Neural mechanisms underlying memory failure in older adults

Here is a fascinating bit of work from Stevens et al. When failing to encode information older, but not younger, adults show increased activity in brain regions mediating distraction. This continues the developing consensus that aging brains (as I woefully note for mine) have increasing difficulty ignoring distracting information that is irrelevant to the task at hand :
Older adults have reduced memory, primarily for recall, but also for recognition, particularly for unfamiliar faces. Behavioral studies have shown that age-related memory declines are due in part to distraction from impaired inhibition of task-irrelevant input during encoding.
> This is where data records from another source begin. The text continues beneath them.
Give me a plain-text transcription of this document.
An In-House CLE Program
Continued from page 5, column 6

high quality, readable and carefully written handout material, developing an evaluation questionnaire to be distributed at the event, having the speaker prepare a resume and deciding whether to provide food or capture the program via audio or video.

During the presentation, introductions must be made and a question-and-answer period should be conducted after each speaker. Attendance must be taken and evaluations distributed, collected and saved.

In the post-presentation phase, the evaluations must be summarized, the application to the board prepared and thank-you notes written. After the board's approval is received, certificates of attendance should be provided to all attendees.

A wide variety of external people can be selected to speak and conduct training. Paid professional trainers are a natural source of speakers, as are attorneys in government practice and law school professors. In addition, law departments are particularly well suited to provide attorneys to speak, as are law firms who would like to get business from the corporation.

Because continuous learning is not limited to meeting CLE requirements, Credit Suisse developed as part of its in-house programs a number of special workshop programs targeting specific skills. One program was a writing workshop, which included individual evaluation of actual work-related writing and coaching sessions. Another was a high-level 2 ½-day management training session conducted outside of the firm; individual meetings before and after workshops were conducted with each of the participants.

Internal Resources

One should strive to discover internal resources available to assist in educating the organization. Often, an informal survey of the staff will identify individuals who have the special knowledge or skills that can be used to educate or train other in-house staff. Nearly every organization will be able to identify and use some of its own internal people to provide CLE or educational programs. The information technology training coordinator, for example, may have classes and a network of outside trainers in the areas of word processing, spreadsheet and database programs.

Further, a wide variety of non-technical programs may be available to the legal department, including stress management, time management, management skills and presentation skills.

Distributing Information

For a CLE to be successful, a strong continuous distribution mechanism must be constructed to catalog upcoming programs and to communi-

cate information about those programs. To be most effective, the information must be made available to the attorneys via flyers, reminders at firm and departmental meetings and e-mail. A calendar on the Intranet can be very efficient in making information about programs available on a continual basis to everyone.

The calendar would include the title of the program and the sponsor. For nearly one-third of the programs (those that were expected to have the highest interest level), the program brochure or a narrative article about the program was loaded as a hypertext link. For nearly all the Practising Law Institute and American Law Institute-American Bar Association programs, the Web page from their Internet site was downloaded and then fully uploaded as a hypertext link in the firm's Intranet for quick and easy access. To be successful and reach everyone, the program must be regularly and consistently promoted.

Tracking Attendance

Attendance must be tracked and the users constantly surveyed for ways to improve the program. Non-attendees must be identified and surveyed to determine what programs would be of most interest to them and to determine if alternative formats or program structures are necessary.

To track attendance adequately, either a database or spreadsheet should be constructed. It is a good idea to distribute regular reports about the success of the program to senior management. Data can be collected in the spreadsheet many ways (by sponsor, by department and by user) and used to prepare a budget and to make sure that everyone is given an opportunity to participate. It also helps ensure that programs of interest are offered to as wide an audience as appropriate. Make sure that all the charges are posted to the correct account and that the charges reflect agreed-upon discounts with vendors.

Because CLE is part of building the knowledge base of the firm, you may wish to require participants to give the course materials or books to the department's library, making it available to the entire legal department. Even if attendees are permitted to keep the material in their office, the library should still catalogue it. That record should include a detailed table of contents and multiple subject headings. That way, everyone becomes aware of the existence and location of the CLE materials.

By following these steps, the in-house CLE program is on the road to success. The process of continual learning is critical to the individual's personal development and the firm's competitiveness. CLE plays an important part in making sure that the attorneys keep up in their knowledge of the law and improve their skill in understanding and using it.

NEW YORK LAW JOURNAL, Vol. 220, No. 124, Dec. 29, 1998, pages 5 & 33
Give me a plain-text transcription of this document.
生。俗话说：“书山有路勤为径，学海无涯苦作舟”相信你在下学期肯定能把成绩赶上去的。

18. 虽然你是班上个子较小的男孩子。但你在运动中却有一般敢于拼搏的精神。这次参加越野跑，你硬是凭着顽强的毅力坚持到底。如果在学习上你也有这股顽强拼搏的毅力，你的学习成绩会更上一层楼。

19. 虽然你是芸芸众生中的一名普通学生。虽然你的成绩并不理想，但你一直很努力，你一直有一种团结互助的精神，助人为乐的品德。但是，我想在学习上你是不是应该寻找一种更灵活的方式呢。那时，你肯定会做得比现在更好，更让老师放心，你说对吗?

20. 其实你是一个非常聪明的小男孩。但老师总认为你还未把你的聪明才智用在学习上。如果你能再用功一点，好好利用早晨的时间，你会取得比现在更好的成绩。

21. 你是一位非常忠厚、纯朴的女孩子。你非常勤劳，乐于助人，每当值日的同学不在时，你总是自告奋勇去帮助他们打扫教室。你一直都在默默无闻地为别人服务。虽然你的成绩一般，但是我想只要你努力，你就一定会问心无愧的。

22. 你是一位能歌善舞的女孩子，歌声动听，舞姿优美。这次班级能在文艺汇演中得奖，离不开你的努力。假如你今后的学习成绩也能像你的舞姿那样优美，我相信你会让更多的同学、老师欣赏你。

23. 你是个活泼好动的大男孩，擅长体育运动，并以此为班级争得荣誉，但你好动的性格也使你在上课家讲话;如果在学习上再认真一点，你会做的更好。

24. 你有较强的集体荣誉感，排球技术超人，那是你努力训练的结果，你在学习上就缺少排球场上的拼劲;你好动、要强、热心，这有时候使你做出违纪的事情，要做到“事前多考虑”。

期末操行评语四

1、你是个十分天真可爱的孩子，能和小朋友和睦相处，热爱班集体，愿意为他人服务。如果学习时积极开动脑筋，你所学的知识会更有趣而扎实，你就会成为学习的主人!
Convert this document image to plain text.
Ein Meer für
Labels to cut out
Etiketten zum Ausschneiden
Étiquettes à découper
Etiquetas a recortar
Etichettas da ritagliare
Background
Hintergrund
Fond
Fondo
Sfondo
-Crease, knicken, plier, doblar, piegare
Functional magnetic resonance imaging (fMRI) has been used to uncover the sources of memory deficits associated with aging. To date, this work has focused on successful encoding, while the neural correlates of unsuccessful encoding are unknown. Here, we provide novel evidence of a neural mechanism underlying memory failures exclusively affecting older adults. Whereas both younger and older adults showed reduced activation of brain regions important for encoding (e.g., hippocampus) during unsuccessful encoding, only older adults showed increased activity in brain regions mediating distraction (e.g., auditory cortex) and in left prefrontal cortex. Further, these regions were functionally connected with medial parietal areas, previously identified as default mode regions, which may reflect environmental monitoring. Our results suggest that increased distraction from task-irrelevant input (auditory in this case), associated with the unfamiliar and noisy fMRI environment, may increase environmental monitoring. This in turn could hinder suppression of default mode processing, resulting in memory failures in older adults. These findings provide novel evidence of a brain mechanism underlying the behavioral evidence that impaired inhibition of extraneous input during encoding leads to memory failure in older adults and may have implications for the ubiquitous use of fMRI for investigating neurocognitive aging.